Nel giro di vite vanno ricordate anche le eventuali decurtazioni dello stipendio. Il documento stabilisce che il taglio della retribuzione «si applica ad ogni evento di malattia, a prescindere dalla durata e riguarda i primi dieci giorni di assenza». Sulle modalità di certificazione della malattia, si specifica che il terzo «evento di malattia» nell’anno solare e le assenze superiori a dieci giorni debbono essere giustificati «con la presentazione all’amministrazione di un certificato medico rilasciato dalle strutture sanitarie pubbliche o dai medici convenzionati». La circolare fornisce poi indicazioni alle amministrazioni sull’incidenza delle assenze dal servizio «ai fini della distribuzione dei fondi per la contrattazione collettiva», ribadendo i principi in materia di premialità e chiarendo che «comunque nessun automatismo è consentito nella distribuzione delle somme». Viene posto in particolare l’accento sulla necessità di valutare l’apporto individuale ai fini di attribuire premi di produttività, di risultato e gli incentivi.
In nome di un aumento di produttività vengono quindi cancellati con un colpo di spugna diritti conquistati dai sindacati in decenni di storia.
RIFORMA DELLE PENSIONI PER LE DONNE
La riforma delle pensioni, con un innalzamento graduale fino a 65 anni dell’ età pensionabile per le donne, sembra ormai in dirittura d’ arrivo.
Fannulloni anche da “vecchi”. L’ossessione del ministro Brunetta per gli scansafatiche questa volta prende di mira chi avrebbe diritto ad andare in pensione. Soprattutto le donne. Quelle che magari è una vita che fanno tre lavori – i figli, la casa, i genitori anziani – e che andando in pensione qualche anno prima diventano un sostituto eccellente di quel welfare che non c’è. Ma per Brunetta chi non timbra il cartellino tutti i giorni, chi non ha la vita scandita dal ruotare di un tornello, va punito senza scrupoli. Il ministro è sconcertato «dallo spaventosamente basso tasso di occupazione italiano». Ma anziché pensare ai giovani, a quelli che un lavoro lo vorrebbero e non riescono a trovarlo, secondo lui «conviene» di più recuperare alla vita lavorativa attiva la cosiddetta terza età. Ha già calcolato che si recupererebbe un 10% di lavoratori, «significa 2-3 milioni di posti di lavoro in più, il che vuole dire incrementare il gettito fiscale e il Pil del Paese». L'invecchiamento attivo, sostiene ancora Brunetta, «è un bene pubblico e come tale occorre farne rilevare la convenienza e sostenerlo con gli opportuni incentivi, anche fiscali, e disincentivare le uscite precoci dal lavoro». Insomma è bene «non sprecare questo enorme serbatoio che sono gli anziani, la terza età, perché al di là di tutto conviene economicamente».

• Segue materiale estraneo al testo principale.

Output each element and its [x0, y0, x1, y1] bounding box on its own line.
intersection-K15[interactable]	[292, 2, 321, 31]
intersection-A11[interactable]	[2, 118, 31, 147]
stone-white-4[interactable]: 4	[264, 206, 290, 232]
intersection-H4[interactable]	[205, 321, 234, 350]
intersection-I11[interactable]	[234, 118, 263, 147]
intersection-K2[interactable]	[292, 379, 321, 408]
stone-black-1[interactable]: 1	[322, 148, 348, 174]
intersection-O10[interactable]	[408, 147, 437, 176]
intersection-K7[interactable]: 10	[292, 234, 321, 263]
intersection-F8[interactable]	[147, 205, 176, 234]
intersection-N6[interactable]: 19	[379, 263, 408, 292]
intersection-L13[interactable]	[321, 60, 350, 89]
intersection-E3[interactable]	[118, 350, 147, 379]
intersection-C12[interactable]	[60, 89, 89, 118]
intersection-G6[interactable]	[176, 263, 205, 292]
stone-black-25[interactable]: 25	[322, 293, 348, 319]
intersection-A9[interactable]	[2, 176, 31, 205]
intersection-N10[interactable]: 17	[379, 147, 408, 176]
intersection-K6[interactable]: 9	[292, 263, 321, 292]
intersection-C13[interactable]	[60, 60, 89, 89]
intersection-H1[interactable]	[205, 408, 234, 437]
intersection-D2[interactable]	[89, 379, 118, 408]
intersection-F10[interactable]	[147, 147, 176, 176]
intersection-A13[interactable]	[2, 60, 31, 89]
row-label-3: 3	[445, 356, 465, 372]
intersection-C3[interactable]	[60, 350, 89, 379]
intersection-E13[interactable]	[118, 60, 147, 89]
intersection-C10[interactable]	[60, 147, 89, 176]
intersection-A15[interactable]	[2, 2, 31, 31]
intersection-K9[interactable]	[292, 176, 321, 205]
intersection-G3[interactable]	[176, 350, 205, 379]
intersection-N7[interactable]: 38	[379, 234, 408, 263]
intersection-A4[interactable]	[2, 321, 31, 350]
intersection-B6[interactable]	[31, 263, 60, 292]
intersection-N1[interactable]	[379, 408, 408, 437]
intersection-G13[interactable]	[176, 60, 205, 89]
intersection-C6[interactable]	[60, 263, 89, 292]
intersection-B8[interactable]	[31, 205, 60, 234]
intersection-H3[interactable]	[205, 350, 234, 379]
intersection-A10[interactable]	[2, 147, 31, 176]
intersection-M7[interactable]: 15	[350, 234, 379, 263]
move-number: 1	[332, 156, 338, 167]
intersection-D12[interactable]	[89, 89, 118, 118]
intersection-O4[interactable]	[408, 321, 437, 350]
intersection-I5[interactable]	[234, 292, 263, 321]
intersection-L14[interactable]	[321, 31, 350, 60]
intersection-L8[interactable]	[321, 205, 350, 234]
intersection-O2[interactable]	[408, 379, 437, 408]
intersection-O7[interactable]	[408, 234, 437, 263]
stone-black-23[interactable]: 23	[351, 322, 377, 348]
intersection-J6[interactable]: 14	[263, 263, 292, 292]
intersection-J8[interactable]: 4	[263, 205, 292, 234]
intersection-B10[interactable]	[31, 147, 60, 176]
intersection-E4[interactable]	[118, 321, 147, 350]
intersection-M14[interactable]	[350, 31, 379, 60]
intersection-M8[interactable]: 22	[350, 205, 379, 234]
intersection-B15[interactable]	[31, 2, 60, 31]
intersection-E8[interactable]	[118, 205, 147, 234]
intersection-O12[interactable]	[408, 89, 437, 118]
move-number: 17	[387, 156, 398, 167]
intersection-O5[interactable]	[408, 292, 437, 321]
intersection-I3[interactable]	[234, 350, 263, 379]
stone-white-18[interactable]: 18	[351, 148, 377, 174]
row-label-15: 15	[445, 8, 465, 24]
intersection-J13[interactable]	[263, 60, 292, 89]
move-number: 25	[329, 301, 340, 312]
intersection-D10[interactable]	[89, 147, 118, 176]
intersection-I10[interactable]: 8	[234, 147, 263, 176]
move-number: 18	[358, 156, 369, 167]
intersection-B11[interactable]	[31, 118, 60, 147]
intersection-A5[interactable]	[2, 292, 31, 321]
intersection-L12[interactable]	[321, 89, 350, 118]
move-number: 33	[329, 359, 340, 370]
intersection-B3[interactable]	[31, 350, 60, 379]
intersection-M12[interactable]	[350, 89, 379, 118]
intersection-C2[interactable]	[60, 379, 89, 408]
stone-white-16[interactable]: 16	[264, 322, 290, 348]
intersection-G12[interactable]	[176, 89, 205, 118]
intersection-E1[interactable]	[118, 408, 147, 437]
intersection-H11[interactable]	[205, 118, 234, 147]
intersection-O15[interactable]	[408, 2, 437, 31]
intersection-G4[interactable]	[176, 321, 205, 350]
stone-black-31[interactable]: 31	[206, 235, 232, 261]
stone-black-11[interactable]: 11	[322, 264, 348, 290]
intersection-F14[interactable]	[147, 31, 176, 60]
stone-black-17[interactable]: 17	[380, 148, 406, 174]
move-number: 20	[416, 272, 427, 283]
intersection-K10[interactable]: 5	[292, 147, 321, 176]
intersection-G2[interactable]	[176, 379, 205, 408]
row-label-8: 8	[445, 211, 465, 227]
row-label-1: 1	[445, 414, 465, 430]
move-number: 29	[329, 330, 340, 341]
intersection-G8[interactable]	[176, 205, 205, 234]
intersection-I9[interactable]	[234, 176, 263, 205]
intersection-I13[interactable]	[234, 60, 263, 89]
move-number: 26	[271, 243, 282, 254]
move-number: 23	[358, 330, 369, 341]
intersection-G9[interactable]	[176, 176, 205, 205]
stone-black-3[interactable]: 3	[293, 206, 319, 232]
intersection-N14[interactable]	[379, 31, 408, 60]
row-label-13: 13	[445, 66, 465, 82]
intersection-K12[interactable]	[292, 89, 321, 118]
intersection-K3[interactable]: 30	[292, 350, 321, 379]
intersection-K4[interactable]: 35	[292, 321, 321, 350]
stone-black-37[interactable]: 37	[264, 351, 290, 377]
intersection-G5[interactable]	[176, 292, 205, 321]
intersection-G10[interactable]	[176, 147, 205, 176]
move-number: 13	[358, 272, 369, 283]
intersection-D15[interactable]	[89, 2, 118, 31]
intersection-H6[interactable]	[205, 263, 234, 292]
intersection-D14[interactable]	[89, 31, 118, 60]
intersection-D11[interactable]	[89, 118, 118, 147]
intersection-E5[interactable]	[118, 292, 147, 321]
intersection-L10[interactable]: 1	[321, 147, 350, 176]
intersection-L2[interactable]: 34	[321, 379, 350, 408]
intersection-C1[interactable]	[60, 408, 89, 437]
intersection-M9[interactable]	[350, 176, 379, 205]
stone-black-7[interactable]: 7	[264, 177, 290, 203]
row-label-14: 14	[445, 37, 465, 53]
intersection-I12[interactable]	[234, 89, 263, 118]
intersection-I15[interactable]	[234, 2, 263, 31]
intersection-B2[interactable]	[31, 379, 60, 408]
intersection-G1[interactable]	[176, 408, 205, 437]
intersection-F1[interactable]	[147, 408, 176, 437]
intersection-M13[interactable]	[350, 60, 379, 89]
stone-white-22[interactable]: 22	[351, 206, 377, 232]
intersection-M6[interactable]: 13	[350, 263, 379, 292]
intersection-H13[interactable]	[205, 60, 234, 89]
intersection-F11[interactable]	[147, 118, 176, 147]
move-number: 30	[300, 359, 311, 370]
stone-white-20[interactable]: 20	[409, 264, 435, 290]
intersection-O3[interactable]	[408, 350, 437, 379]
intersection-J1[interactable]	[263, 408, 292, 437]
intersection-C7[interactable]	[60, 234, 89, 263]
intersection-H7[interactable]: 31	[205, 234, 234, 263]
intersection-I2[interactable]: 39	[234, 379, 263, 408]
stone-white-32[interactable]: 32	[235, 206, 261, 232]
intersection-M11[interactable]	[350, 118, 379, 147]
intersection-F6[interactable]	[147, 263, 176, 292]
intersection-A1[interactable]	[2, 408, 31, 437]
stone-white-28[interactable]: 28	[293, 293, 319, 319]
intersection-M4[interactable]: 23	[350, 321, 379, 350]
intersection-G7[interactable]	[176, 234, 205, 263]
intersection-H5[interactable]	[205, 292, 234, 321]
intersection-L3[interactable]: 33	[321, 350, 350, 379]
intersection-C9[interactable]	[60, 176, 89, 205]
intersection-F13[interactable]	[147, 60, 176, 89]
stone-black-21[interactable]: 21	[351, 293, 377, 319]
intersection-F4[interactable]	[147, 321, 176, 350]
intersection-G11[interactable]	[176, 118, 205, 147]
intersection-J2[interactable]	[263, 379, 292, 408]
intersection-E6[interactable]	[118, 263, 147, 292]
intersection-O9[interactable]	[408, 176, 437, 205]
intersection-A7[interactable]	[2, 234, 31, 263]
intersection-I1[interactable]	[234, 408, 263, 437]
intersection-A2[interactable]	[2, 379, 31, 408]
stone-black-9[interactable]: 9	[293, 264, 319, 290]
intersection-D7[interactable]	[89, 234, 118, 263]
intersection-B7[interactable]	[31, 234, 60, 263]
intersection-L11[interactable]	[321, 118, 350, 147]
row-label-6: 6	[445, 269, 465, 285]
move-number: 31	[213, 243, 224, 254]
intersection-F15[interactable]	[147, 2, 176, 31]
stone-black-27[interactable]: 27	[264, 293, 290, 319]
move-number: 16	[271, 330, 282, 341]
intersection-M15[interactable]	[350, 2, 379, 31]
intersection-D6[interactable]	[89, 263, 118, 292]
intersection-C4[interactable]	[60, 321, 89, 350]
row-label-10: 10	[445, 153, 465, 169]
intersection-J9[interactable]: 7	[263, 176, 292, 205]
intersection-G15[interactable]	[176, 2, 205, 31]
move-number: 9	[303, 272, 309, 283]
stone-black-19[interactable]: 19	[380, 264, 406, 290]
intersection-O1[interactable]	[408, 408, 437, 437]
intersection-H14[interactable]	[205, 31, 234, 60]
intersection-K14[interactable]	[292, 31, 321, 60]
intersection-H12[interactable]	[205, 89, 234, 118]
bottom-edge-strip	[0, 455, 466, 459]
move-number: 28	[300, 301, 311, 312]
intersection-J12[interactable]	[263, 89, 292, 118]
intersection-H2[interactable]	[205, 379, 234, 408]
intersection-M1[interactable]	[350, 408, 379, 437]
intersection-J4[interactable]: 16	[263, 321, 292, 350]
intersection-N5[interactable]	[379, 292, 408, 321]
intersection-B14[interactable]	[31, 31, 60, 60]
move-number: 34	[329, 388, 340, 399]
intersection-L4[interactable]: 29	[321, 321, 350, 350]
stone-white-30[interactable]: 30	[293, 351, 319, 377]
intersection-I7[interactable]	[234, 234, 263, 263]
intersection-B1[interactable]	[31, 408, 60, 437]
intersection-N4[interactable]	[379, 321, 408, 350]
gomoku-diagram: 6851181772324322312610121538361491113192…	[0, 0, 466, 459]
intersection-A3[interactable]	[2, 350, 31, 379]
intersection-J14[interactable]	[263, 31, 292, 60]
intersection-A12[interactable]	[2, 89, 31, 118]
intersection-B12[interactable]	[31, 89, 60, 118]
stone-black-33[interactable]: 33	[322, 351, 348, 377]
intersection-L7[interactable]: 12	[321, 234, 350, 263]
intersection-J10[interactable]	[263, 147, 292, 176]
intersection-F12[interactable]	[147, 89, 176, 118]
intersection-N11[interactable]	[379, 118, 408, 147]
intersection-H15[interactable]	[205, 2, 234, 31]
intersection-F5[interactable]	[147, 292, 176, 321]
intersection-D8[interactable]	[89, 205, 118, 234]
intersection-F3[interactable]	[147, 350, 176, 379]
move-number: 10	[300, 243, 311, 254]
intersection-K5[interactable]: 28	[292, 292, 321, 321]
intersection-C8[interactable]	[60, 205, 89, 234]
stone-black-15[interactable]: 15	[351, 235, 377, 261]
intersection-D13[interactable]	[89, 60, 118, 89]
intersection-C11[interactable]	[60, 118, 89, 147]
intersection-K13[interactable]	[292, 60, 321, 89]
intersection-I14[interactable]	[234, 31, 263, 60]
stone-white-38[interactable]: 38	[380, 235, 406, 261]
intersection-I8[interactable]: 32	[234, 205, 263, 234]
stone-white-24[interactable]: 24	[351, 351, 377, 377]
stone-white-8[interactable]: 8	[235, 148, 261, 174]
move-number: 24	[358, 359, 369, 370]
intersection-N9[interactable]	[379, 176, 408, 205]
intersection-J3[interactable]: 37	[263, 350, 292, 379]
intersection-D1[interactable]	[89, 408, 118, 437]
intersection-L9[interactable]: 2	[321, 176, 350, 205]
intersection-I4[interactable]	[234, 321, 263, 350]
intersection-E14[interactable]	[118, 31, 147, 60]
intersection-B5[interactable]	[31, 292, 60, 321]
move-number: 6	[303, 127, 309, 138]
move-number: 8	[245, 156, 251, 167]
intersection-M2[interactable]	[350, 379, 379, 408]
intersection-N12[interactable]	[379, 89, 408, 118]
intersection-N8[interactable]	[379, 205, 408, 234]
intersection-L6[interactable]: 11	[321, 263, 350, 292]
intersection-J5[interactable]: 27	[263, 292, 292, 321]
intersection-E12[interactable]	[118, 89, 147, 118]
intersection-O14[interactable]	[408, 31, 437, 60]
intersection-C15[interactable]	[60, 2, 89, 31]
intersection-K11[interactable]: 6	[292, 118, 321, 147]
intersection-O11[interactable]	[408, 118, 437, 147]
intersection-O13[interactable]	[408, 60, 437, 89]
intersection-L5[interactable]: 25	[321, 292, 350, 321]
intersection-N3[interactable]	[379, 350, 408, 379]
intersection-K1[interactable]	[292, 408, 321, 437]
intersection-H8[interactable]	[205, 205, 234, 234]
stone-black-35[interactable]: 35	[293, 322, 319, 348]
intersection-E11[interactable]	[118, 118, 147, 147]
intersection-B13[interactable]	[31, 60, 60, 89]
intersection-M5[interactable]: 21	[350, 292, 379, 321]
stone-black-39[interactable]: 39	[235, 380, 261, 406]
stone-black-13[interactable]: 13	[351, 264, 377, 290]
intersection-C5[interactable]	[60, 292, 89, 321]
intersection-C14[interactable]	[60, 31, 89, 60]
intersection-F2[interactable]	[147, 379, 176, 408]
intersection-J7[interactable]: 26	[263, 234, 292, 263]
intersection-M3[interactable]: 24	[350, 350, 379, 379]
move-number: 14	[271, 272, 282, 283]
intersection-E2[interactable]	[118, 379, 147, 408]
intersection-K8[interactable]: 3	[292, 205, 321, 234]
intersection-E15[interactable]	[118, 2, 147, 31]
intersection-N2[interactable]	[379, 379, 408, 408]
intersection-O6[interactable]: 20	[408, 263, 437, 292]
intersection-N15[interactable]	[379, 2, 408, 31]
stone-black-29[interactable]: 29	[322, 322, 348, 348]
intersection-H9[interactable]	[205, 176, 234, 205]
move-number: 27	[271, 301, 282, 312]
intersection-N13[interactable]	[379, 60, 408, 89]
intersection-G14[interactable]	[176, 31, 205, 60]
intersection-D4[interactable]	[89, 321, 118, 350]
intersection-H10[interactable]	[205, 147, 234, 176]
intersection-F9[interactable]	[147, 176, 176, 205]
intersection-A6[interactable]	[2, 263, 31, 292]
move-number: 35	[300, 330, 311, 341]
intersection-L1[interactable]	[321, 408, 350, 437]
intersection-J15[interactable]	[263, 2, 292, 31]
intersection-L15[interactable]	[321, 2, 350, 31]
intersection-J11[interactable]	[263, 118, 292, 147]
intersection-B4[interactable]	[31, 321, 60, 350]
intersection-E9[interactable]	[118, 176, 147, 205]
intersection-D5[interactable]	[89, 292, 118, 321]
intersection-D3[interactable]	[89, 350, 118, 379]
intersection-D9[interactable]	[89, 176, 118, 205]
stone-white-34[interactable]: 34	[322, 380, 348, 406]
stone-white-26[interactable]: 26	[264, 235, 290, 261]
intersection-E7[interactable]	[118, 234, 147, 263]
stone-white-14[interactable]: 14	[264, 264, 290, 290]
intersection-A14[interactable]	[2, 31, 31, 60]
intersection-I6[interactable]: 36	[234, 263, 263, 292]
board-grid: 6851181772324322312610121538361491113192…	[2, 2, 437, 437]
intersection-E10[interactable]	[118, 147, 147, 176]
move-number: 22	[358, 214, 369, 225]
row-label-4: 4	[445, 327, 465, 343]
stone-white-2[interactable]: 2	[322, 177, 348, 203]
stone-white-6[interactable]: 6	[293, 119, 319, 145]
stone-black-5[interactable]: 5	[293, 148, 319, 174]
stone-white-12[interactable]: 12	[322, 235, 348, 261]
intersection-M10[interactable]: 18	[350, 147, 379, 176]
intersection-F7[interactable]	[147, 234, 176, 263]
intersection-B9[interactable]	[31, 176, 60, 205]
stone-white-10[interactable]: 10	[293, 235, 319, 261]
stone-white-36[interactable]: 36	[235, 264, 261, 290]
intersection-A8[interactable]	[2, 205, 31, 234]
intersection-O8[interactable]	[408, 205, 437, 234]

Brunetta pensa soprattutto alle donne e prova a buttarla addirittura sull’eguaglianza: «Le donne – spiega – sono due volte discriminate. Sono discriminate nella carriera per l'interruzione legata alla fase riproduttiva. Sono discriminate nelle pensioni più basse legate all'aver smesso di lavorare prima».
NORME SULLA TRASPARENZA
Le nuove norme sulla trasparenza, imporrebbero a tutte le pubbliche amministrazioni di pubblicare su internet stipendi e curricula dei dirigenti insieme ai tassi di assenza del personale.
Dalle parti della politica, quasi tutti hanno scelto di seguire il motto del segretario democristiano, inondando i siti ministeriali di dichiarazioni sulla «casa di vetro» della pubblica amministrazione. Di dati, però, nemmeno l'ombra.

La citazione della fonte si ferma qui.